Professor Hugh Possingham featured in Sydney Morning Herald – why is Australia a global leader in wildlife extinctions?

Why are plant and animal species in Australia becoming extinct as fast as ever. Why is it happening? And what would it take to reverse the decline?

In this article, Chair of the Environment Institute Board, Professor Possingham speaks of the devastation caused to flora and fauna since colonisation occurred in Australia. The country has lost 34 mammals, which is about the same number as the rest of the world combined over the past 200 years.

Australia has the second-largest number of endemic species found nowhere else in the world. Some other countries, have a greater number of species overall but, in terms of unique wildlife, Australia is near to the top.

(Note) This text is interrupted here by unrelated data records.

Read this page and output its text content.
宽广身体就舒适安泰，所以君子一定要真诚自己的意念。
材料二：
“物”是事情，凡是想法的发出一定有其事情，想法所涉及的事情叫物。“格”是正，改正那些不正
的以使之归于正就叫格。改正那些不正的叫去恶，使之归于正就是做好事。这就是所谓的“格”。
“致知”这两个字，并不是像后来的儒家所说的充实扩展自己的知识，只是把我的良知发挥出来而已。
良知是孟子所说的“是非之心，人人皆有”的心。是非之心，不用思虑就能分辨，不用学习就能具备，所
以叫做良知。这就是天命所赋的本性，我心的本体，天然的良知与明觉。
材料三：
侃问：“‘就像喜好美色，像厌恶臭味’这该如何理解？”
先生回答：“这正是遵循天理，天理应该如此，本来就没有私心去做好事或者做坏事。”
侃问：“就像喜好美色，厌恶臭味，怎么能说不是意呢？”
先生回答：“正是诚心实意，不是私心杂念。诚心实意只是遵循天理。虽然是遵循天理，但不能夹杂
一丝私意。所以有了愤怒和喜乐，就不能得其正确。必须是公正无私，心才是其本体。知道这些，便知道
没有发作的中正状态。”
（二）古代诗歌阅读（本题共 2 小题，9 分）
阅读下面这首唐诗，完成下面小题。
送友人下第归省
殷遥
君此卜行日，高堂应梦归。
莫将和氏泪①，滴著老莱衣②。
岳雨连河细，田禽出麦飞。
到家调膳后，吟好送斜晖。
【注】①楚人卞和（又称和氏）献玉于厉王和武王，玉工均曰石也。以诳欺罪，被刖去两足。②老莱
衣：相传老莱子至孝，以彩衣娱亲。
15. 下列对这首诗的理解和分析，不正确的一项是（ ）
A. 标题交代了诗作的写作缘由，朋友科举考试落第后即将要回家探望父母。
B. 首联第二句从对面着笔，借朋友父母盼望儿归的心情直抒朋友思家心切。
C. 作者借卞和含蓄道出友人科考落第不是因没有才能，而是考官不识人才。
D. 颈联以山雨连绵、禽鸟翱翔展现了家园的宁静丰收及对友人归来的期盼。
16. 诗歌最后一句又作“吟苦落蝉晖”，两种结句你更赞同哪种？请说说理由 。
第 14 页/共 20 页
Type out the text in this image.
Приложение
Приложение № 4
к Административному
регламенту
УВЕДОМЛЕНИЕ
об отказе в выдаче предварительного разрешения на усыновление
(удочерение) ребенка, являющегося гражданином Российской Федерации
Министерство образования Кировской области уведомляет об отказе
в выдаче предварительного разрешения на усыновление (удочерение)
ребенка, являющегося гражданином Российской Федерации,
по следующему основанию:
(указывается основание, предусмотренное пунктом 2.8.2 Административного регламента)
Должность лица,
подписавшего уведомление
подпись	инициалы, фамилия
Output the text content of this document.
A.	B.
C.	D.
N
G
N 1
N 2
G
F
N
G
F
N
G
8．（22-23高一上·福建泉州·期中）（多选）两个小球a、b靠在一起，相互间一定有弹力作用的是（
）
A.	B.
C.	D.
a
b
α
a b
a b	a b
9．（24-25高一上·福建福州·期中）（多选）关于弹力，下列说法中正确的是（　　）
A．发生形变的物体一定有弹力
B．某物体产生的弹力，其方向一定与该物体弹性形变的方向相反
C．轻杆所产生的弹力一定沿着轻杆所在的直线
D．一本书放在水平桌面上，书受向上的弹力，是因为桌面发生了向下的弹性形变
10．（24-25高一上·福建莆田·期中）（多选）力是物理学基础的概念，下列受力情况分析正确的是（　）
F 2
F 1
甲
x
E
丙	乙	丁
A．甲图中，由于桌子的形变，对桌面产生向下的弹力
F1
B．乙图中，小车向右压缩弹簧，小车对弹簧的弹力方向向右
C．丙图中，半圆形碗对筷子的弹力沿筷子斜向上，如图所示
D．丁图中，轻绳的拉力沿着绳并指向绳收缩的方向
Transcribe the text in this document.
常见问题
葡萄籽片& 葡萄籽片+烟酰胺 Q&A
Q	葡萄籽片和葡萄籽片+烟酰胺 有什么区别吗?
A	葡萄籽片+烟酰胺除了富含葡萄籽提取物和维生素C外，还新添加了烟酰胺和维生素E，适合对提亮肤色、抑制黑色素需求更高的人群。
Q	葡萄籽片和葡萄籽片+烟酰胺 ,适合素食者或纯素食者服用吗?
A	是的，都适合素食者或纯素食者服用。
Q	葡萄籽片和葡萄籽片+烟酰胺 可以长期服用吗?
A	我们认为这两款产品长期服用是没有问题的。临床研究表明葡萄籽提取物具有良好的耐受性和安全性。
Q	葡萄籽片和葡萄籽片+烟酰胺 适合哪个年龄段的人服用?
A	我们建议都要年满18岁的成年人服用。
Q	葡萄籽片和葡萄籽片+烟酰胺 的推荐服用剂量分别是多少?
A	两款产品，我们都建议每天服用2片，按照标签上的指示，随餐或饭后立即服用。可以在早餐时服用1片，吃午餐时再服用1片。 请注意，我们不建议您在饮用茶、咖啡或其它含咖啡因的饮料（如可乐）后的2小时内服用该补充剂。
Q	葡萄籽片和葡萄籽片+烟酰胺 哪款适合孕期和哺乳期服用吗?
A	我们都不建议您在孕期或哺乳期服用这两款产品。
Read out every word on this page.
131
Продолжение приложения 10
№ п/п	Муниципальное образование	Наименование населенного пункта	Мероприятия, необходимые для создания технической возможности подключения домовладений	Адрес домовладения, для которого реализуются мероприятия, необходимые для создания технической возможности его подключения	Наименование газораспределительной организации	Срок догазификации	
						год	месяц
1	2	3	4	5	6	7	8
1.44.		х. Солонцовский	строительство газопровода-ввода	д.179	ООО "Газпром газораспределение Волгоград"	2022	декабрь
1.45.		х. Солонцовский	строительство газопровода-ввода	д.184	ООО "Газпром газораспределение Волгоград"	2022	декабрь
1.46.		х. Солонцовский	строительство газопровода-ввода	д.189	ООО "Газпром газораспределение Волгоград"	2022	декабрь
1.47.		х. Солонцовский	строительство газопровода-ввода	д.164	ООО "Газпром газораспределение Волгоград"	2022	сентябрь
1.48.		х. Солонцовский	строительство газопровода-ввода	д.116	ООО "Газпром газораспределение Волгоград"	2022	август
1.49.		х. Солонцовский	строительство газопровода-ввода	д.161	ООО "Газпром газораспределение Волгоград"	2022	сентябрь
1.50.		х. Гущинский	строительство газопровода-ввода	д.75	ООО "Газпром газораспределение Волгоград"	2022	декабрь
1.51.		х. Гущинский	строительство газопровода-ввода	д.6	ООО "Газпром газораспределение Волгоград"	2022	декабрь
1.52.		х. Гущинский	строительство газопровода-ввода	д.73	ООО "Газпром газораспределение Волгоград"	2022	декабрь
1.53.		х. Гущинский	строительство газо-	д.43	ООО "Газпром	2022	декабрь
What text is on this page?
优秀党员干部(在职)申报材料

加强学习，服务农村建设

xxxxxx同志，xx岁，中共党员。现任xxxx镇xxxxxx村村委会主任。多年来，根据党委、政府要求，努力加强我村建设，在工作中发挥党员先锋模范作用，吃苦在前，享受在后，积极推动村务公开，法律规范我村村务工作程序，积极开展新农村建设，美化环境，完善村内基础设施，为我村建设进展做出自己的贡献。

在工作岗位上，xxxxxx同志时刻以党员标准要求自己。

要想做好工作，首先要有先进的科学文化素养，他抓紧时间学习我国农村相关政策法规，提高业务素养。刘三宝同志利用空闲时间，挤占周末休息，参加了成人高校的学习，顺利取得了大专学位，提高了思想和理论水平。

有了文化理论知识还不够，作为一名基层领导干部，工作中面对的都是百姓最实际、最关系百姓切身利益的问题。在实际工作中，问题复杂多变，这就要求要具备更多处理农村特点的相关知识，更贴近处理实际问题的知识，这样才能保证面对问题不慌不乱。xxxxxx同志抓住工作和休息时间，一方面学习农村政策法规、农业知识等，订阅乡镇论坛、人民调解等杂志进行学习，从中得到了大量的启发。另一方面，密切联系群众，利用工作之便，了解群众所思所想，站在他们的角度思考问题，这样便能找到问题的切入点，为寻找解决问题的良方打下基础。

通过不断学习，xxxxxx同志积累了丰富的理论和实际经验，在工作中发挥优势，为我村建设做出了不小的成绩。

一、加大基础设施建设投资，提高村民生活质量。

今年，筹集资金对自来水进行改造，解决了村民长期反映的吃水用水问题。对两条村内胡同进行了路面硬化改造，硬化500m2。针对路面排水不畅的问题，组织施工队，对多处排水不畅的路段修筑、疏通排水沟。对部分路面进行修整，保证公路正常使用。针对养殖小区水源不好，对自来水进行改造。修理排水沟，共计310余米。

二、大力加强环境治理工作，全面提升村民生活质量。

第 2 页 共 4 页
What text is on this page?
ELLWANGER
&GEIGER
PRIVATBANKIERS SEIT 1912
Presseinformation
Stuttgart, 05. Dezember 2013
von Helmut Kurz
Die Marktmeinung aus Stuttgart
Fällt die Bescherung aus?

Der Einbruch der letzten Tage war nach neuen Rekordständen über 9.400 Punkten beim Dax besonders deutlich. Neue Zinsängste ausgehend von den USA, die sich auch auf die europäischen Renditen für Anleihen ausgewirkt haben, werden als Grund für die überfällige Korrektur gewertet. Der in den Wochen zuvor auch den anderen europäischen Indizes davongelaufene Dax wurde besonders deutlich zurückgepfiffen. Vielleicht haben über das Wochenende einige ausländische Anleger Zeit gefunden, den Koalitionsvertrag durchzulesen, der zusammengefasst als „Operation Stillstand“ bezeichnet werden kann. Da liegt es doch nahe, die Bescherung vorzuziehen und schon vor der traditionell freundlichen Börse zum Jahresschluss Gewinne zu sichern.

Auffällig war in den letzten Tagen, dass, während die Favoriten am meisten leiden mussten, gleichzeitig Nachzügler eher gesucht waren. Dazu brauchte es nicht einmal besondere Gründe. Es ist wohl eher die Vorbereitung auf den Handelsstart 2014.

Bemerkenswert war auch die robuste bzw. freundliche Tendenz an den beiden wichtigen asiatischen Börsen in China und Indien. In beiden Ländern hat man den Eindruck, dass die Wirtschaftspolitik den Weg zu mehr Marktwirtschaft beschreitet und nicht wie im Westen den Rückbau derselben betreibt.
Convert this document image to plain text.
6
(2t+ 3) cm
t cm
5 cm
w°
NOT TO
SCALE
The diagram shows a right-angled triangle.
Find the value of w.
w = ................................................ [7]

“We have just about the most responsibility for global biodiversity, more than for the US, or any other European country. And, even though we don’t have the most mammal species, we have had more mammal extinctions than any other country,” said eminent ecologist Professor Hugh Possingham.

“We are losing species at a similar rate to what we were 200 years ago and it’s fast, as fast as anywhere on the planet… populations of threatened species are declining at a rate of 1 per cent a year.” said Prof. Possingham.

Australia has 8,128 accepted described species known as chordate, which include vertebrates, as well as 98,703 invertebrates, 24,716 plants, 11,846 fungi and around 4186 in other groups.
Since federal laws were introduced in 1999, the list of threatened species and ecosystems has grown by more than a third – from 1483 to 1974. 37 flora species have been declared extinct.